単なるモデルチェンジなどの「通常の廃盤」であれば、在庫数と販売ペースを見て判断します。早く売れそうなら価格を調整して売り切り、売れ残るリスクが高ければ返送して他の販路で売るか、廃棄処分を検討します。
Amazonでの操作手順
売り切る場合は適正価格で販売を続けますが、停止する場合はセラーセントラルで「出品を終了」または「削除」を選びます。自己発送なら在庫数を「0」にします。FBA在庫を処分・回収したい場合は、「返送/所有権の放棄依頼」を作成して倉庫から出す手続きを行います。

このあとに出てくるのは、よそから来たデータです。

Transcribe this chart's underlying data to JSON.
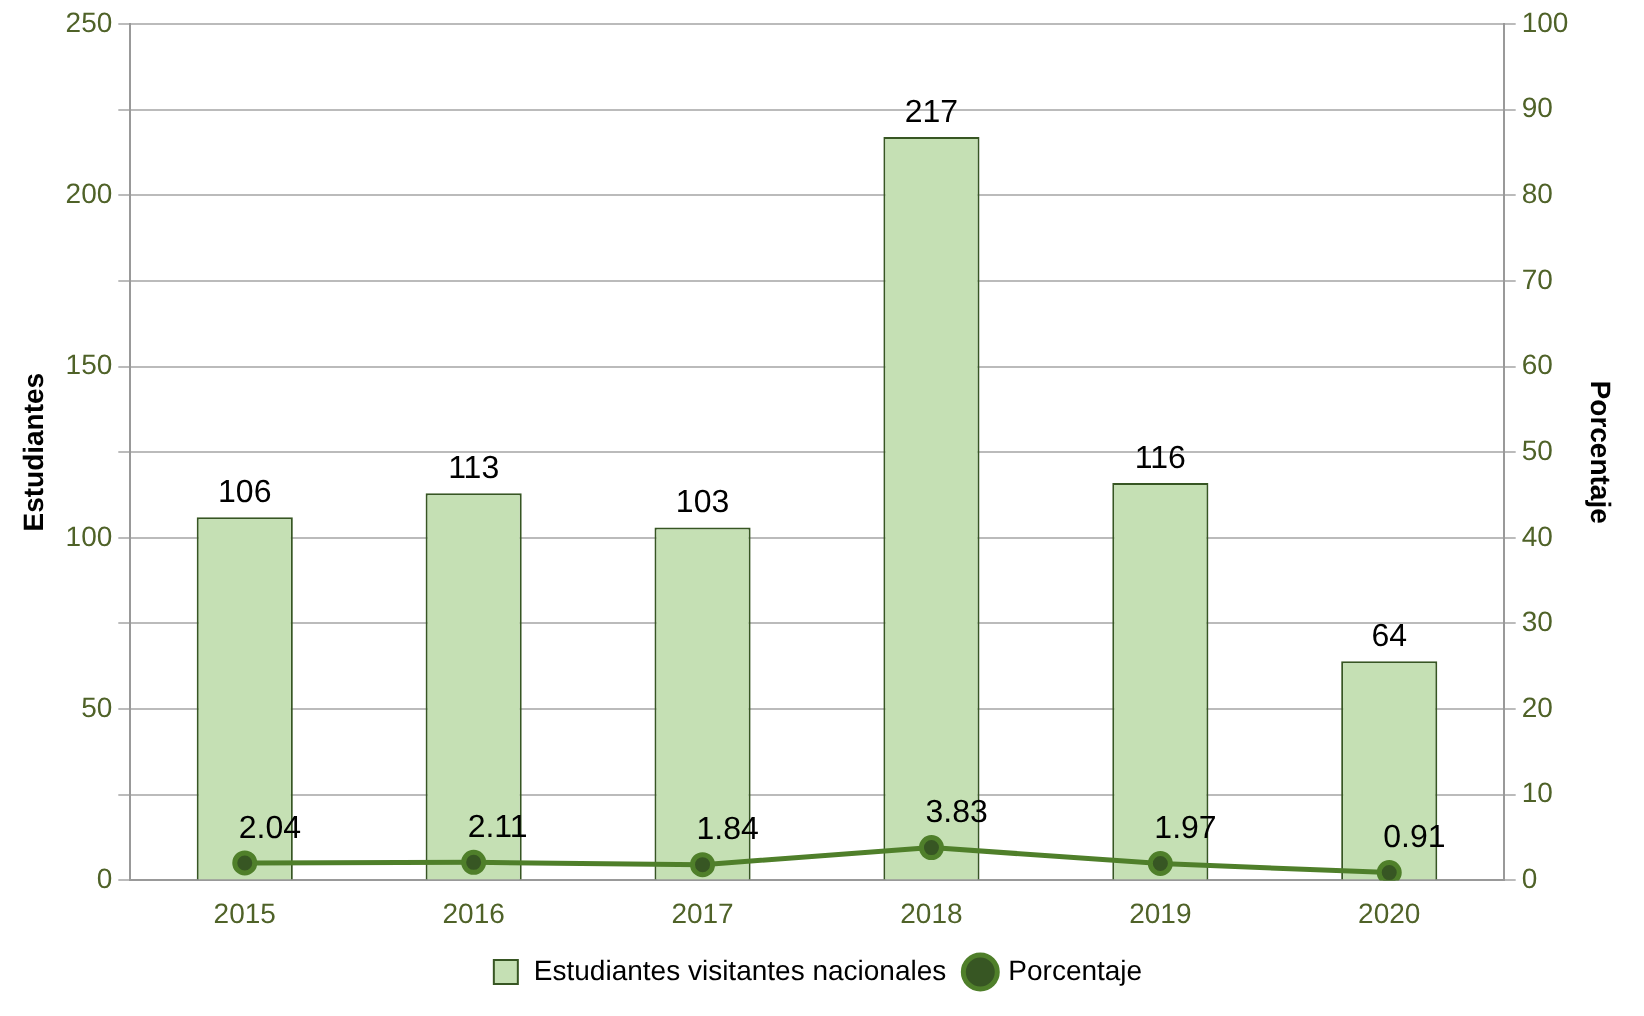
{
  "chart_data": {
    "type": "bar",
    "ylabel": "Estudiantes",
    "y2label": "Porcentaje",
    "categories": [
      "2015",
      "2016",
      "2017",
      "2018",
      "2019",
      "2020"
    ],
    "series": [
      {
        "name": "Estudiantes visitantes nacionales",
        "color": "#c5e0b4",
        "values": [
          106,
          113,
          103,
          217,
          116,
          64
        ]
      },
      {
        "name": "Porcentaje",
        "type": "line",
        "axis": "y2",
        "color": "#4f7f2a",
        "marker": "circle",
        "values": [
          2.04,
          2.11,
          1.84,
          3.83,
          1.97,
          0.91
        ]
      }
    ],
    "ylim": [
      0,
      250
    ],
    "yticks": [
      0,
      {
        "value": 25,
        "label": null
      },
      50,
      {
        "value": 75,
        "label": null
      },
      100,
      {
        "value": 125,
        "label": null
      },
      150,
      {
        "value": 175,
        "label": null
      },
      200,
      {
        "value": 225,
        "label": null
      },
      250
    ],
    "y2lim": [
      0,
      100
    ],
    "y2ticks": [
      0,
      10,
      20,
      30,
      40,
      50,
      60,
      70,
      80,
      90,
      100
    ],
    "grid": "y2",
    "legend": "bottom",
    "data_labels": true
  }
}
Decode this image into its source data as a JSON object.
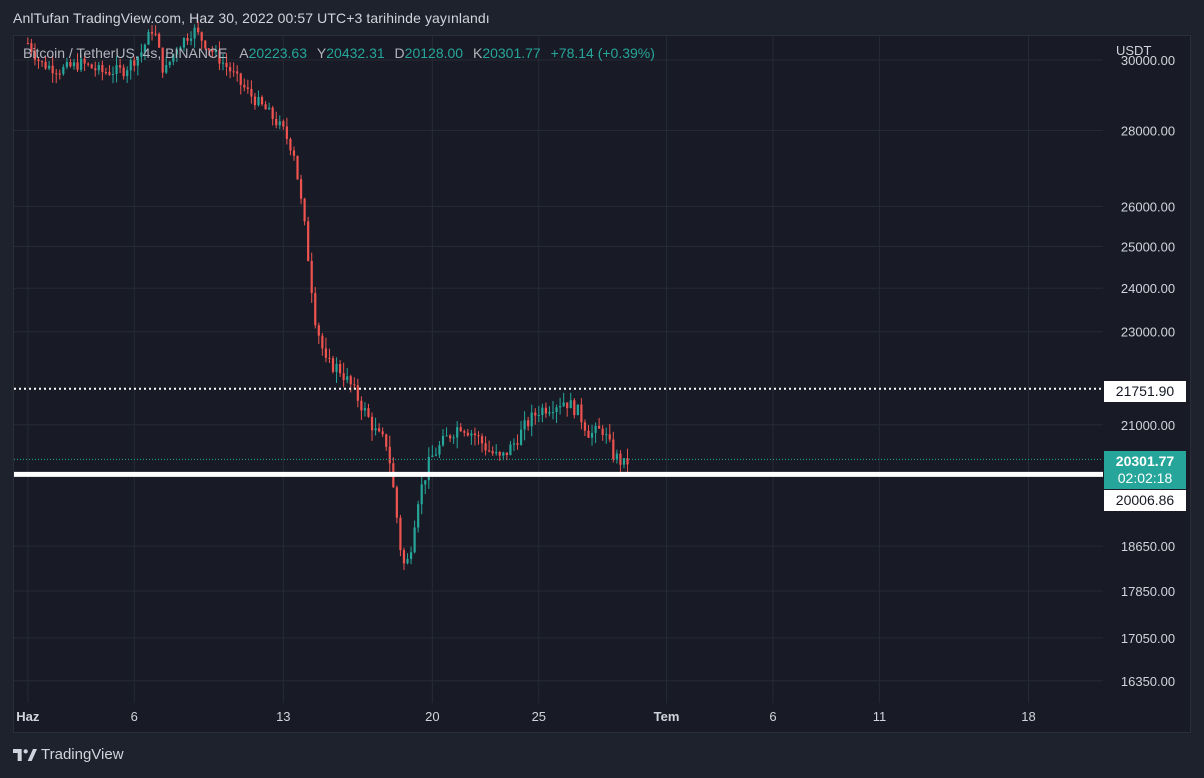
{
  "header": {
    "publisher": "AnlTufan TradingView.com, Haz 30, 2022 00:57 UTC+3 tarihinde yayınlandı"
  },
  "legend": {
    "symbol": "Bitcoin / TetherUS, 4s, BINANCE",
    "open_label": "A",
    "open": "20223.63",
    "high_label": "Y",
    "high": "20432.31",
    "low_label": "D",
    "low": "20128.00",
    "close_label": "K",
    "close": "20301.77",
    "change": "+78.14 (+0.39%)"
  },
  "axis": {
    "currency": "USDT"
  },
  "footer": {
    "brand": "TradingView"
  },
  "colors": {
    "up": "#26a69a",
    "down": "#ef5350",
    "background": "#181b25",
    "grid": "#262a35",
    "text": "#d1d4dc"
  },
  "chart_data": {
    "type": "candlestick",
    "y_scale": "log",
    "ylim": [
      16000,
      30000
    ],
    "y_ticks": [
      30000,
      28000,
      26000,
      25000,
      24000,
      23000,
      21000,
      18650,
      17850,
      17050,
      16350
    ],
    "y_tick_labels": [
      "30000.00",
      "28000.00",
      "26000.00",
      "25000.00",
      "24000.00",
      "23000.00",
      "21000.00",
      "18650.00",
      "17850.00",
      "17050.00",
      "16350.00"
    ],
    "x_ticks": [
      {
        "day": 1,
        "label": "Haz"
      },
      {
        "day": 6,
        "label": "6"
      },
      {
        "day": 13,
        "label": "13"
      },
      {
        "day": 20,
        "label": "20"
      },
      {
        "day": 25,
        "label": "25"
      },
      {
        "day": 31,
        "label": "Tem"
      },
      {
        "day": 36,
        "label": "6"
      },
      {
        "day": 41,
        "label": "11"
      },
      {
        "day": 48,
        "label": "18"
      }
    ],
    "x_range_days": [
      0.35,
      51.5
    ],
    "price_path": [
      [
        1.0,
        30500
      ],
      [
        1.6,
        29900
      ],
      [
        2.5,
        29700
      ],
      [
        3.5,
        29900
      ],
      [
        4.5,
        29650
      ],
      [
        5.5,
        29700
      ],
      [
        6.3,
        30200
      ],
      [
        6.9,
        31000
      ],
      [
        7.4,
        29600
      ],
      [
        8.0,
        30400
      ],
      [
        8.8,
        30900
      ],
      [
        9.6,
        30300
      ],
      [
        10.5,
        29700
      ],
      [
        11.0,
        29300
      ],
      [
        11.6,
        28900
      ],
      [
        12.3,
        28500
      ],
      [
        13.0,
        28000
      ],
      [
        13.5,
        27400
      ],
      [
        14.0,
        25500
      ],
      [
        14.5,
        23300
      ],
      [
        15.0,
        22300
      ],
      [
        15.6,
        22200
      ],
      [
        16.2,
        21800
      ],
      [
        16.8,
        21300
      ],
      [
        17.4,
        20800
      ],
      [
        17.9,
        20600
      ],
      [
        18.3,
        19300
      ],
      [
        18.6,
        18300
      ],
      [
        18.9,
        18400
      ],
      [
        19.3,
        19500
      ],
      [
        19.9,
        20300
      ],
      [
        20.6,
        20700
      ],
      [
        21.3,
        21000
      ],
      [
        22.0,
        20800
      ],
      [
        22.6,
        20500
      ],
      [
        23.2,
        20300
      ],
      [
        23.8,
        20600
      ],
      [
        24.4,
        21000
      ],
      [
        25.0,
        21300
      ],
      [
        25.6,
        21400
      ],
      [
        26.2,
        21500
      ],
      [
        26.8,
        21300
      ],
      [
        27.4,
        20800
      ],
      [
        28.0,
        20900
      ],
      [
        28.5,
        20400
      ],
      [
        29.0,
        20200
      ],
      [
        29.3,
        20300
      ]
    ],
    "horizontal_lines": [
      {
        "price": 21751.9,
        "label": "21751.90",
        "style": "dotted",
        "color": "#ffffff"
      },
      {
        "price": 20006.86,
        "label": "20006.86",
        "style": "solid",
        "color": "#ffffff"
      },
      {
        "price": 20301.77,
        "label": "20301.77",
        "style": "dotted",
        "color": "#26a69a"
      }
    ],
    "last_price": {
      "price": "20301.77",
      "countdown": "02:02:18"
    }
  }
}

注意点として、後継品を販売する場合は、古いページを使い回さず、新しいASIN(商品ページ)を作成するのが原則です。古いページにそのまま後継品を載せると、お客様が混乱し、クレームの原因になります。
4. 次につなげる:代替品の提案と顧客対応

廃盤は新たな販売機会を生み出すチャンスでもあります。適切な代替商品の提案と丁寧な顧客対応で、信頼関係を強化しましょう。
代替品(後継品)の選び方
お客様が代わりに買える商品を探します。選定のポイントは以下の3点です。
- 機能・互換性:同じように使えるか、サイズは合うか。
- 価格・デザイン:似たような価格帯や見た目か。
- 供給:安定して仕入れられるか。
良い代替品が見つかったら、廃盤商品のページで「新しいモデルがあります」と紹介したり(バリエーション設定などを活用)、問い合わせてきたお客様に案内したりします。

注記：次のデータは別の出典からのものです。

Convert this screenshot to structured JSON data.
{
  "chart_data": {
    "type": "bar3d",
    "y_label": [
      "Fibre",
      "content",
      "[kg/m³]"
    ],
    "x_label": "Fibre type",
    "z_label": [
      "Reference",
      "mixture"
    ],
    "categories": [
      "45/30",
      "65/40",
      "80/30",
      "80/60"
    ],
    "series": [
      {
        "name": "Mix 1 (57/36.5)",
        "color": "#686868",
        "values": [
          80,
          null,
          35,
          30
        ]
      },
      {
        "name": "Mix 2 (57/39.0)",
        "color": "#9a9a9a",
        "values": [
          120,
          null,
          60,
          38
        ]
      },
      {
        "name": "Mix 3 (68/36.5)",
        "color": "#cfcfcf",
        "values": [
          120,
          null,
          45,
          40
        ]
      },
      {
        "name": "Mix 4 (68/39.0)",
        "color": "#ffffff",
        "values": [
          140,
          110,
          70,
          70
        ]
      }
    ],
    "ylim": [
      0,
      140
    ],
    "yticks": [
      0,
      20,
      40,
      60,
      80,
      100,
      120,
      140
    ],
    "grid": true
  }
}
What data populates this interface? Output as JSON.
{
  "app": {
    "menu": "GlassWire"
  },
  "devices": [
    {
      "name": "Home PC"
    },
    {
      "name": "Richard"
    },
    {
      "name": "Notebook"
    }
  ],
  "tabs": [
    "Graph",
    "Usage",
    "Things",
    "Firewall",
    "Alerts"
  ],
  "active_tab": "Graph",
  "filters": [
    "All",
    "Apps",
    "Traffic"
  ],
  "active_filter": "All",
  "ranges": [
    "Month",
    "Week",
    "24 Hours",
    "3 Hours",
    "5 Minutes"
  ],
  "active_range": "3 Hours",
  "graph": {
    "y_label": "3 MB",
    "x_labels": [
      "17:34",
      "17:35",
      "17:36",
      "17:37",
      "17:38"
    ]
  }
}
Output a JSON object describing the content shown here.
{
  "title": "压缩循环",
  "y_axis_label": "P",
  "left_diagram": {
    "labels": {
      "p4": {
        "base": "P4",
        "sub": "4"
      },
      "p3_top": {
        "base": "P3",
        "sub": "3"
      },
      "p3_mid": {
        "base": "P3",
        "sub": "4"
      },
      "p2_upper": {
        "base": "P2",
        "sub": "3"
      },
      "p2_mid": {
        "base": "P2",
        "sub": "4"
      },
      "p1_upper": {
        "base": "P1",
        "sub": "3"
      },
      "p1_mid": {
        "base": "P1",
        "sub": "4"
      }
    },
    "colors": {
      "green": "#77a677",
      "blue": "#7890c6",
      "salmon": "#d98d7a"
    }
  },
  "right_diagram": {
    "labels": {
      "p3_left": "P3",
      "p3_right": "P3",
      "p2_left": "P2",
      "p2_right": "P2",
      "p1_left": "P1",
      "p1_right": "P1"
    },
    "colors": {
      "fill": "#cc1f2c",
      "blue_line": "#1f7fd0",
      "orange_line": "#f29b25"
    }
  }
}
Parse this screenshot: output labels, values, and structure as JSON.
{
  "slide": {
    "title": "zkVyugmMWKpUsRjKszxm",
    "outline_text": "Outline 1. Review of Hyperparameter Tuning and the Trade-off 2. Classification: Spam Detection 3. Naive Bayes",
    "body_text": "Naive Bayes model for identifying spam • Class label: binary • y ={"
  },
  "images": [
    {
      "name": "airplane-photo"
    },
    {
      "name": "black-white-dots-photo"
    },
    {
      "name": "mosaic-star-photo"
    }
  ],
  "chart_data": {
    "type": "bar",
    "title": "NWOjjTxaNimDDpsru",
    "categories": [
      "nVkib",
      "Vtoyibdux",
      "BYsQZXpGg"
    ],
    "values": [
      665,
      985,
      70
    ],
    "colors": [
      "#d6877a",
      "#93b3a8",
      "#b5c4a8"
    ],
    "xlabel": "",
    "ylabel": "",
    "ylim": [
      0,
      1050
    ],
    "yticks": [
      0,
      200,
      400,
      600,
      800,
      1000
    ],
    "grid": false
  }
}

バリエーション活用を提案する際は、新旧モデルのバリエーション組みは、カテゴリごとの規約で許可されている場合のみ行いましょう。無理な紐付けは規約違反のリスクがあります。
お客様への対応
もし注文が入った後に在庫切れが判明した場合は、すぐにお客様に連絡しましょう。在庫切れでキャンセルせざるを得ないことを正直に謝罪した上で、もしあれば代替品を提案します。お客様の承諾を得てから、速やかにキャンセル処理を行いましょう。こうした対応テンプレートを作っておくと、スタッフ全員がスムーズに対応できます。
まとめ
廃盤対応は、「優先順位を決める」「事実を確認する」「Amazonで処理する」「お客様に対応する」の4ステップで進めます。まずは売れ筋商品や在庫の多いものから着手し、メーカーに状況を確認しましょう。
廃盤はピンチでもありますが、在庫を見直し、新しい売れ筋商品を見つけるチャンスでもあります。焦らず一つずつ片付けていきましょう。
<ご注意>本記事の内容は、執筆時点の情報に基づいています。Amazonの仕様・ガイドライン・ルール等は予告なく変更される場合があります。最新の情報は、必ず公式サイトやAmazonセラーセントラル等をご確認ください。